The idea for the theme, said Carbondale Arts Executive Director Amy Kimberly, came partly from her experiences at the Standing Rock Sioux Indian Reservation last year, when countless Roaring Fork Valley residents traveled to the border lands of North and South Dakota to help the Standing Rock and Cheyenne River Sioux tribal members of that region, known as “water protectors,” fend off efforts to build an oil pipeline through their lands and underneath the Missouri River that provides them with water.

The concept also came, she said, “out of what’s happening around us and in the world,” as water resources come under attack from pollution, corporate control and the effects of global warming, to the point where she said “the things I’ve been reading are telling me that the wars of the 21st Century are going to be over water.”

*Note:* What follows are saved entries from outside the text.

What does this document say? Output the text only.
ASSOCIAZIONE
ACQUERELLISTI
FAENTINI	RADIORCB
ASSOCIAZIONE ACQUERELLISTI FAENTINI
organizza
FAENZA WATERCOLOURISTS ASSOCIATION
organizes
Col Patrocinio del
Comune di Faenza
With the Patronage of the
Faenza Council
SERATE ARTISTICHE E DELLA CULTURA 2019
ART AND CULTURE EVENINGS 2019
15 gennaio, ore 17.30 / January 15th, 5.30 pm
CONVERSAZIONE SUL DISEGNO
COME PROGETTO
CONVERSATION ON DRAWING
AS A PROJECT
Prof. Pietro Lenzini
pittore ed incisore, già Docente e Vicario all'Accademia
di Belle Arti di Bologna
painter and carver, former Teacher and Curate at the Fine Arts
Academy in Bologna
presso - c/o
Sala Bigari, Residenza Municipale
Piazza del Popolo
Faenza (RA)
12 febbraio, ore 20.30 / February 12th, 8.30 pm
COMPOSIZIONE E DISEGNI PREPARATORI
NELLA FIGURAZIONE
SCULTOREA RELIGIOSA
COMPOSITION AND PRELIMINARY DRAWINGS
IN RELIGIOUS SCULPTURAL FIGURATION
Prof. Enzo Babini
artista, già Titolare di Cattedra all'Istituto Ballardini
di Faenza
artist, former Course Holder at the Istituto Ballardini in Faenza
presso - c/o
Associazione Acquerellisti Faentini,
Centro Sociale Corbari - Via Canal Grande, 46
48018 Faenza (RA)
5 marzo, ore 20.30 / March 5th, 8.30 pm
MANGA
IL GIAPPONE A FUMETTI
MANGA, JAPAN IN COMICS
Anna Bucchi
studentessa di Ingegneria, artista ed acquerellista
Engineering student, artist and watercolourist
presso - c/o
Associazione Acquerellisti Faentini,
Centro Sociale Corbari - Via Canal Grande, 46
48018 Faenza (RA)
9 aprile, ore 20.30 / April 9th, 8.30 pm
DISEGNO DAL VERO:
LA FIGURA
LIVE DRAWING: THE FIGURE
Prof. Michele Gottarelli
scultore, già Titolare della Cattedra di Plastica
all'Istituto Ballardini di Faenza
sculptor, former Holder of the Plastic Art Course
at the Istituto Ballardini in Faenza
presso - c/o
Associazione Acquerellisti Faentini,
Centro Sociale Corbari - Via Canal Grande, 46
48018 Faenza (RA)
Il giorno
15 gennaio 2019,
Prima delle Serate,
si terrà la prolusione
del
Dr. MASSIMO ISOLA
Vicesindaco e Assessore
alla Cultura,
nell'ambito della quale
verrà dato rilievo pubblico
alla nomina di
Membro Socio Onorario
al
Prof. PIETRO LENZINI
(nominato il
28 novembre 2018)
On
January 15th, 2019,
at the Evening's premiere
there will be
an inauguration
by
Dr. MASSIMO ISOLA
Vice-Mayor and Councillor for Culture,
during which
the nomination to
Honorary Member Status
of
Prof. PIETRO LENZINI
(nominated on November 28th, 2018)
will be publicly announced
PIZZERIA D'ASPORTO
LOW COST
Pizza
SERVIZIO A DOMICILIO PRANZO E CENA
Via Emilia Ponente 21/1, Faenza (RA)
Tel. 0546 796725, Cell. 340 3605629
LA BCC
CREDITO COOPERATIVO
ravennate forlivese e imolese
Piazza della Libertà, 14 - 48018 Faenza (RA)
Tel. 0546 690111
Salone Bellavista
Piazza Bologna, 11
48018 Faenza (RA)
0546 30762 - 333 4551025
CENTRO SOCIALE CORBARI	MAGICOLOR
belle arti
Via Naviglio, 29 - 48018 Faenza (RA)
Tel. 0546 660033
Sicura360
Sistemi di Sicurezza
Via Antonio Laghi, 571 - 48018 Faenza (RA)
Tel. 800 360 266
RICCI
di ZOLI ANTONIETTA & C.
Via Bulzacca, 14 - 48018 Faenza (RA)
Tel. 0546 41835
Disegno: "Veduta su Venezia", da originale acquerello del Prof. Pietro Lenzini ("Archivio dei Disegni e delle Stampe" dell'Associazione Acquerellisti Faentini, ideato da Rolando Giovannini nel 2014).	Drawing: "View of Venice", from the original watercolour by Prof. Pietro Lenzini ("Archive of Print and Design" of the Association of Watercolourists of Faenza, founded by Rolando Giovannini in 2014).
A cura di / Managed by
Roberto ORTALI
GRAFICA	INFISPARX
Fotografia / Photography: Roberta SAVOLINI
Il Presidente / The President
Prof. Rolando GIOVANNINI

Going to Standing Rock, Kimberly said, “really inspired me” and got her thinking about the fact that “water is one of the most important things in our lives.”

So, when thinking about a theme for the Fair, she said, “I just thought it would be good to call attention to water.” Check out the Fair Program for details about the theme and the manifestation of that theme.

Helping her out, Kimberly said, will be representatives of the Cheyenne River Sioux tribe, which was one of the tribes fighting against the Dakota Access Pipeline (DAP) for nearly a year, starting in the spring of 2016.

Tribal elders Phyllis Bald-Eagle and her husband, Amos Black Horse Cook, are expected to give the traditional blessing ceremony at the start of the fair, at 4 p.m. on Friday afternoon, and a “Water Is Life” presentation of drumming, dancing and singing at 11 a.m. on Sunday, both at the Gazebo Stage.

Aside from the presentations, Kimberly said, the opportunity of talking with the tribal elders would be “a good chance for people to find out what’s happening” at the tribe’s reservation, where the resistance movement is ongoing, and to “learn more about the indigenous culture that is being impacted.”

Phyllis Bald Eagle, contacted at her home on the Cheyenne River Sioux Reservation, told The Sopris Sun, “I’m glad there were so many people who came to us, and got a taste of the life that we used to have” during the DAP conflict.

She added that the tribes continue to celebrate Mother Earth in the region.

“That’s what we do,” she said, adding that she and Amos hope to “let people know that they can do something to stop what’s going on with our environment,” referring to battles involving pipelines that have sprung up elsewhere in the U.S.

Other aspects of the water theme will be a mural, “For The Love of Water,” being painted over the weekend by artists Sarah Uhl and Kelsey Brasseur, in the Cantina tent. The mural is to be auctioned off by the end of the Fair, with proceeds going to a water conservation project, Kimberly said.

There also is to be a Flash Mob at least once in which the mobsters will perform a song based on the water theme. Though the exact nature of the scene will have to be experienced, Kimberly said, she noted that it is being lead by iconoclastic local musician Olivia Pevec.

In other arenas, glass artist Robert Burch is doing the designs for decorations of the Main Stage, where a fountain will emphasize the connection with water; and poems about water will be recited from the Main Stage periodically.

“It’s time we honor the water in the incredible place where we live,” Kimberly declared, “and there’s no better place than the Mountain Fair to do that.